The Guardian is reporting that a lawsuit was filed last Wednesday claiming Microsoft is tracking users of Windows Phone 7 devices even in situations when location information was purportedly disabled. In the article, and in the ensuing discussion about the case, Apple’s name was inevitably dragged into the fray, focusing on the hubbub that was brought forth in April concerning the ‘consolidated.db’ file which stored timestamped latitude/longitude values, sometimes as far back as a year. As Josh Halliday at The Guardian puts it:
The lawsuit follows mounting concern about how technology giants, including Apple and Google, record users’ private data. Microsoft, Nokia, Apple and Google were called before the US Congress in April to explain their privacy policies after security researchers uncovered hidden location-tracking software in iPhones. Google Android phones were subsequently found to gather location data, but required users’ explicit permission.
There’s nothing inherently flawed with the quote above. Yes, there was concern about the possibility of tracking by several large companies. Yes the aforementioned companies were called before Congress. But no further mention is made of how Apple closed things out. And I imagine things will be a bit different with Microsoft.
To begin with, Microsoft’s declaration in their letter to Congress reads similarly to Apple’s press release with regard to what each company states they collect. Essentially they both claim to only track approximate location in order to provide a better user experience. In both cases, a small portion of the entire database of known Wi-Fi and cell tower locations is sent to the phone in order to be prepared to quickly obtain a more precise GPS based location on demand. Both companies also state that they honor the disabling of location services by disallowing the dissemination of this information to apps on the device which make a location request.
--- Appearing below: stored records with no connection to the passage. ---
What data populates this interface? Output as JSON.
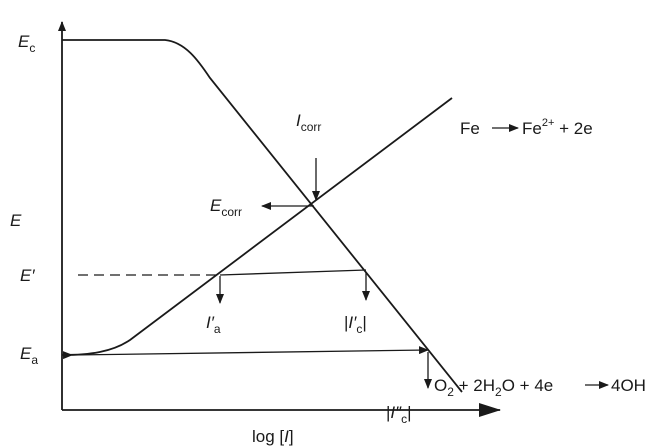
{
  "figure": {
    "axes": {
      "y_label": "E",
      "x_label": "log [",
      "x_label_var": "I",
      "x_label_close": "]"
    },
    "levels": {
      "Ec": {
        "main": "E",
        "sub": "c"
      },
      "Ecorr": {
        "main": "E",
        "sub": "corr"
      },
      "Eprime": "E′",
      "Ea": {
        "main": "E",
        "sub": "a"
      }
    },
    "currents": {
      "Icorr": {
        "main": "I",
        "sub": "corr"
      },
      "Ia_prime": {
        "main": "I′",
        "sub": "a"
      },
      "Ic_prime": {
        "open": "|",
        "main": "I′",
        "sub": "c",
        "close": "|"
      },
      "Ic_dprime": {
        "open": "|",
        "main": "I″",
        "sub": "c",
        "close": "|"
      }
    },
    "reactions": {
      "anodic": {
        "lhs": "Fe",
        "rhs": "Fe",
        "sup": "2+",
        "tail": " + 2e"
      },
      "cathodic": {
        "p1": "O",
        "s1": "2",
        "p2": " + 2H",
        "s2": "2",
        "p3": "O + 4e",
        "rhs": "4OH"
      }
    }
  }
}
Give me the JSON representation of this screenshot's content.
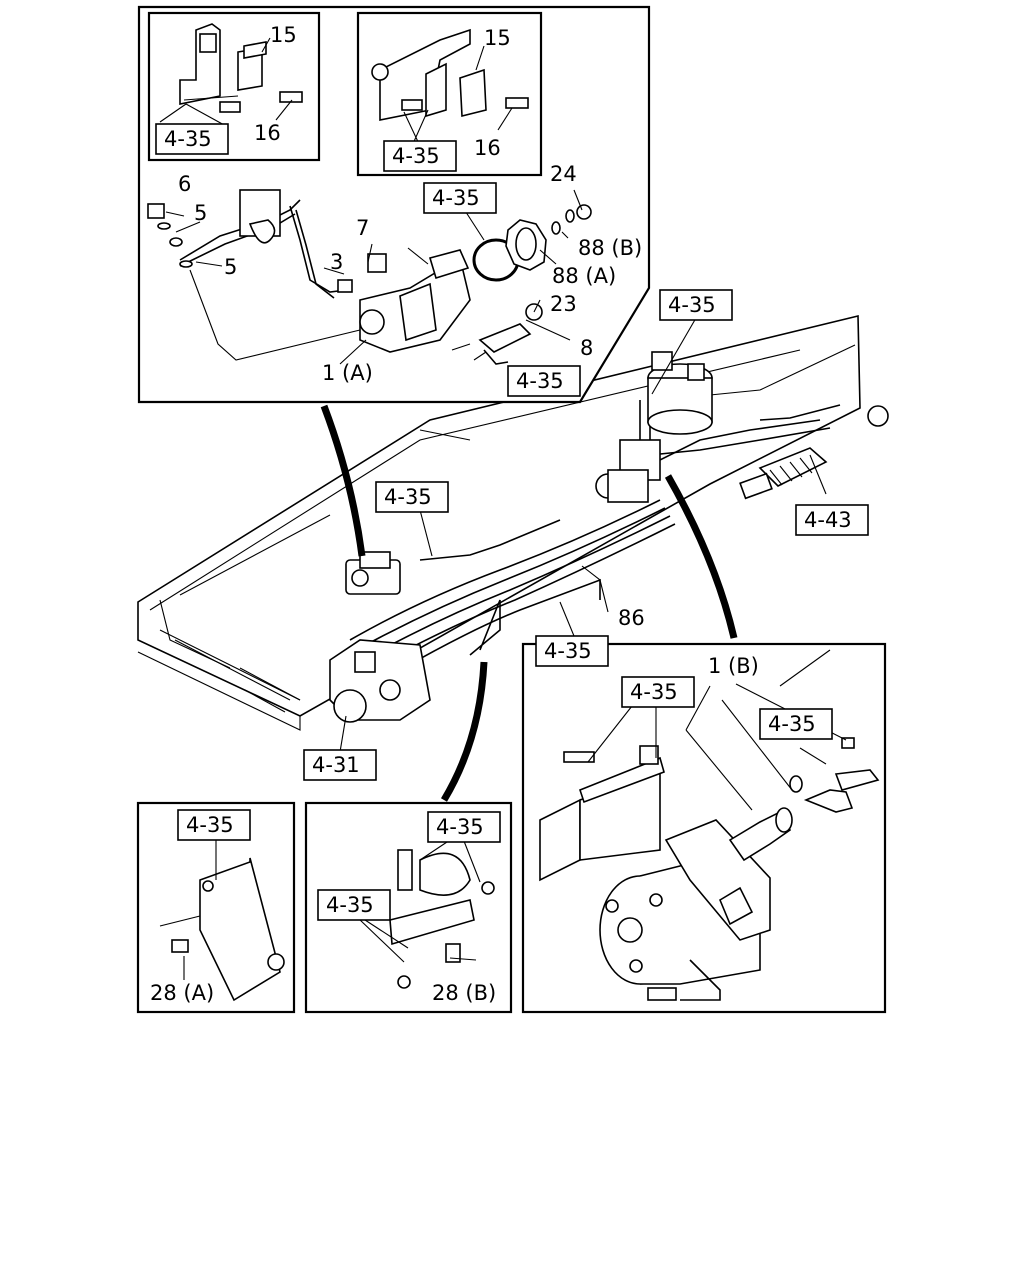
{
  "labels": {
    "ref_4_35": "4-35",
    "ref_4_31": "4-31",
    "ref_4_43": "4-43",
    "p15": "15",
    "p16": "16",
    "p6": "6",
    "p5": "5",
    "p7": "7",
    "p3": "3",
    "p24": "24",
    "p88b": "88 (B)",
    "p88a": "88 (A)",
    "p23": "23",
    "p8": "8",
    "p1a": "1 (A)",
    "p86": "86",
    "p1b": "1 (B)",
    "p28a": "28 (A)",
    "p28b": "28 (B)"
  }
}
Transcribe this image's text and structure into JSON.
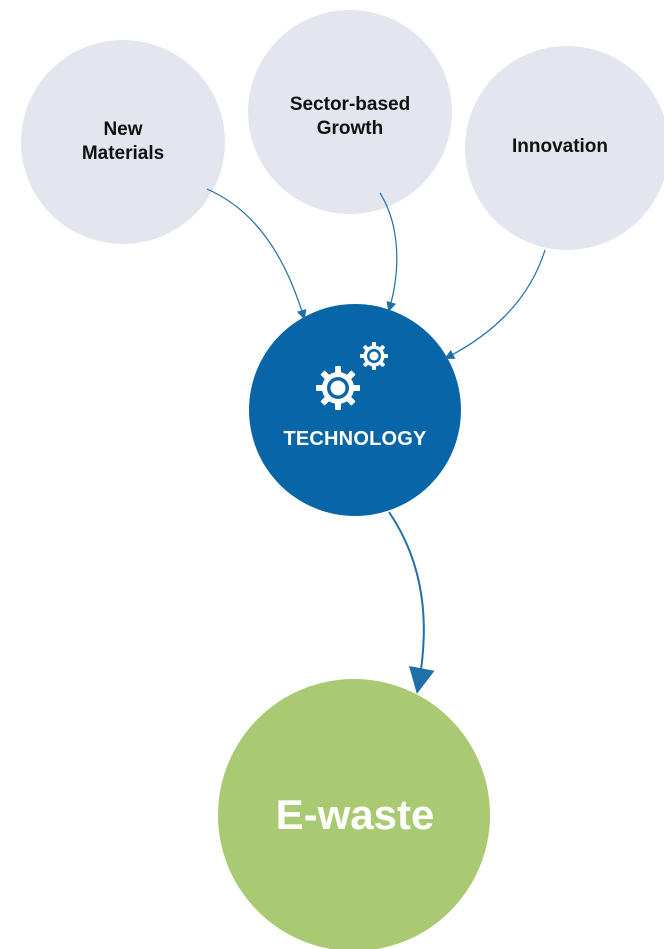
{
  "diagram": {
    "nodes": {
      "new_materials": {
        "label": "New\nMaterials"
      },
      "sector_growth": {
        "label": "Sector-based\nGrowth"
      },
      "innovation": {
        "label": "Innovation"
      },
      "technology": {
        "label": "TECHNOLOGY",
        "icon": "gears-icon"
      },
      "ewaste": {
        "label": "E-waste"
      }
    },
    "edges": [
      {
        "from": "new_materials",
        "to": "technology"
      },
      {
        "from": "sector_growth",
        "to": "technology"
      },
      {
        "from": "innovation",
        "to": "technology"
      },
      {
        "from": "technology",
        "to": "ewaste"
      }
    ]
  },
  "colors": {
    "input_circle": "#e3e5ef",
    "technology_circle": "#0866a8",
    "ewaste_circle": "#a9c973",
    "arrow": "#1f6fa8",
    "input_text": "#111111",
    "highlight_text": "#ffffff"
  }
}
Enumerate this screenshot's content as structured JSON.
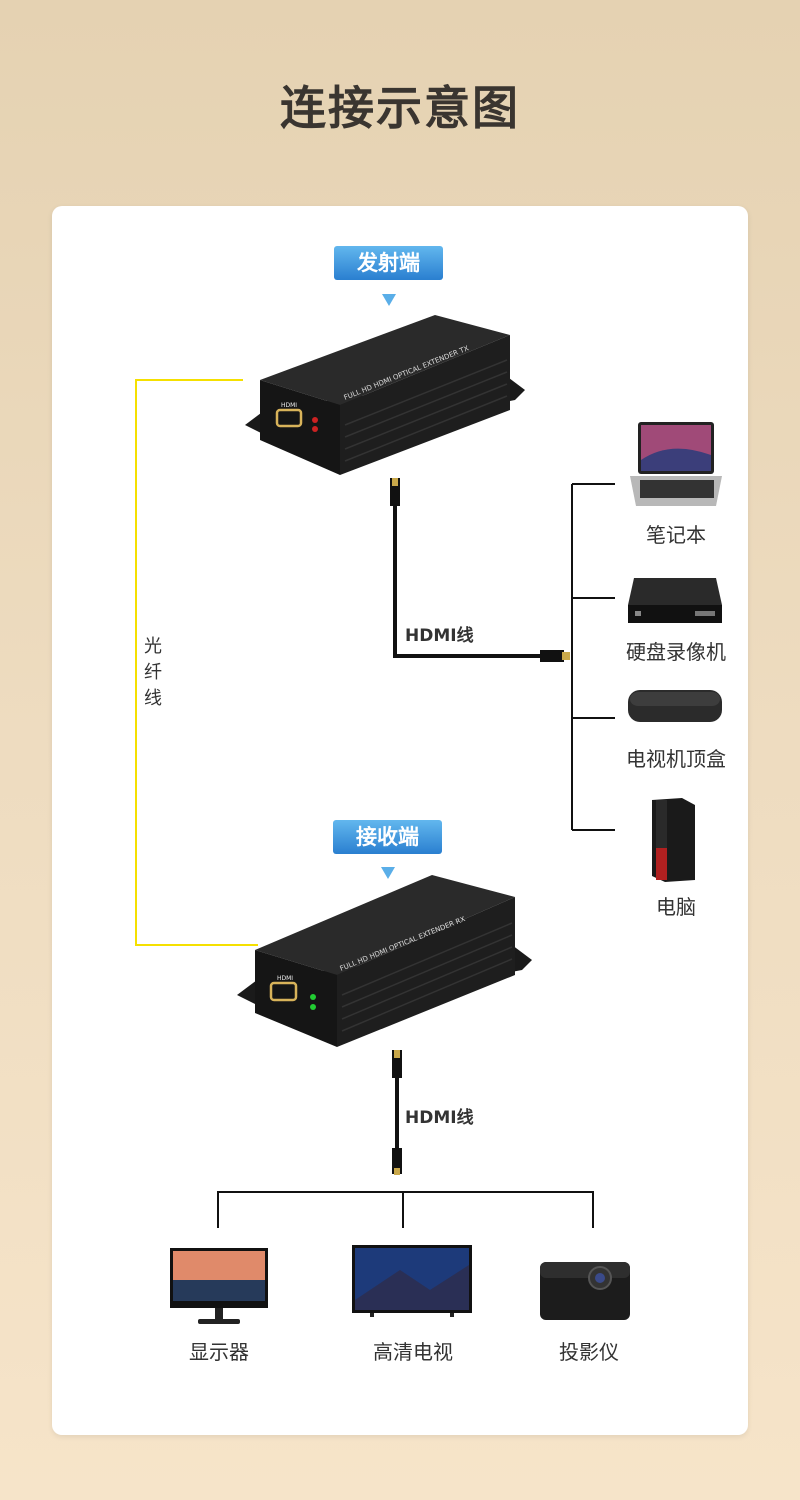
{
  "title": "连接示意图",
  "transmitter": {
    "badge": "发射端",
    "model_text": "FULL HD HDMI OPTICAL EXTENDER TX",
    "port_label": "HDMI"
  },
  "receiver": {
    "badge": "接收端",
    "model_text": "FULL HD HDMI OPTICAL EXTENDER RX",
    "port_label": "HDMI"
  },
  "fiber_label": "光纤线",
  "cable_label_top": "HDMI线",
  "cable_label_bottom": "HDMI线",
  "sources": [
    {
      "label": "笔记本",
      "icon": "laptop-icon"
    },
    {
      "label": "硬盘录像机",
      "icon": "dvr-icon"
    },
    {
      "label": "电视机顶盒",
      "icon": "set-top-box-icon"
    },
    {
      "label": "电脑",
      "icon": "pc-tower-icon"
    }
  ],
  "displays": [
    {
      "label": "显示器",
      "icon": "monitor-icon"
    },
    {
      "label": "高清电视",
      "icon": "tv-icon"
    },
    {
      "label": "投影仪",
      "icon": "projector-icon"
    }
  ],
  "colors": {
    "fiber": "#f5e000",
    "badge": "#2a7fd0",
    "cable": "#111111"
  }
}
The differences begin with how the outcry started in each case. For Apple, the existence of the database had long been known by those technically savvy enough to snoop around the iPhone’s internals and figure out what they were looking at. It wasn’t until Alasdair Allan and Pete Warden revealed an open source utility to fetch the database for your viewing pleasure that things were sent into damage control. Shortly thereafter, Apple issued their press release which stated, among other things:
7. When I turn off Location Services, why does my iPhone sometimes continue updating its Wi-Fi and cell tower data from Apple’s crowd-sourced database?
It shouldn’t. This is a bug, which we plan to fix shortly (see Software Update section below).
It further added:
Sometime in the next few weeks Apple will release a free iOS software update that:
- reduces the size of the crowd-sourced Wi-Fi hotspot and cell tower database cached on the iPhone,
- ceases backing up this cache, and
- deletes this cache entirely when Location Services is turned off.
In the next major iOS software release the cache will also be encrypted on the iPhone.
That was it for Apple. They would issue a free update that would cease even grabbing the cached data if you disabled location tracking, reduce the amount of cached data retained, cease backing it up if you did retain it, and delete the cache entirely if you disabled location tracking. Moreover, the next major iOS release encrypted it locally when it was stored. There were never any accusations of tomfoolery on Apple’s part.
In Microsoft’s case, the first sounding of the gong is the result of a lawsuit filed in Microsoft’s own backyard so to speak. Not simply an indication of something a techie found that was subsequently addressed but rather someone essentially throwing down with them. Of course, frivolous lawsuit are filed all the time, but I don’t see any advantage to be had here unless there is some truth to it. Even so, it’s an interesting distinction in terms of how the starting gun sounded.
So now we’re waiting to hear from Microsoft, to get their side of the story. Apple took 7 days to complete their response, and I imagine some of that time was spent with engineering, looking for the bug they spoke of. There was, I’m sure, time spent mulling over release dates, etc. We’re still within the same 7 day mark for Microsoft’s response, and they have at least indicated they will be responding though I figure that was a given. I wonder if they’ll admit it was a problem and indicate how they’ll be fixing it, or if they’ll take a more defensive posture. I’m guessing the latter. Regardless, I’ll be getting the popcorn and pulling up a chair. This ought to be interesting.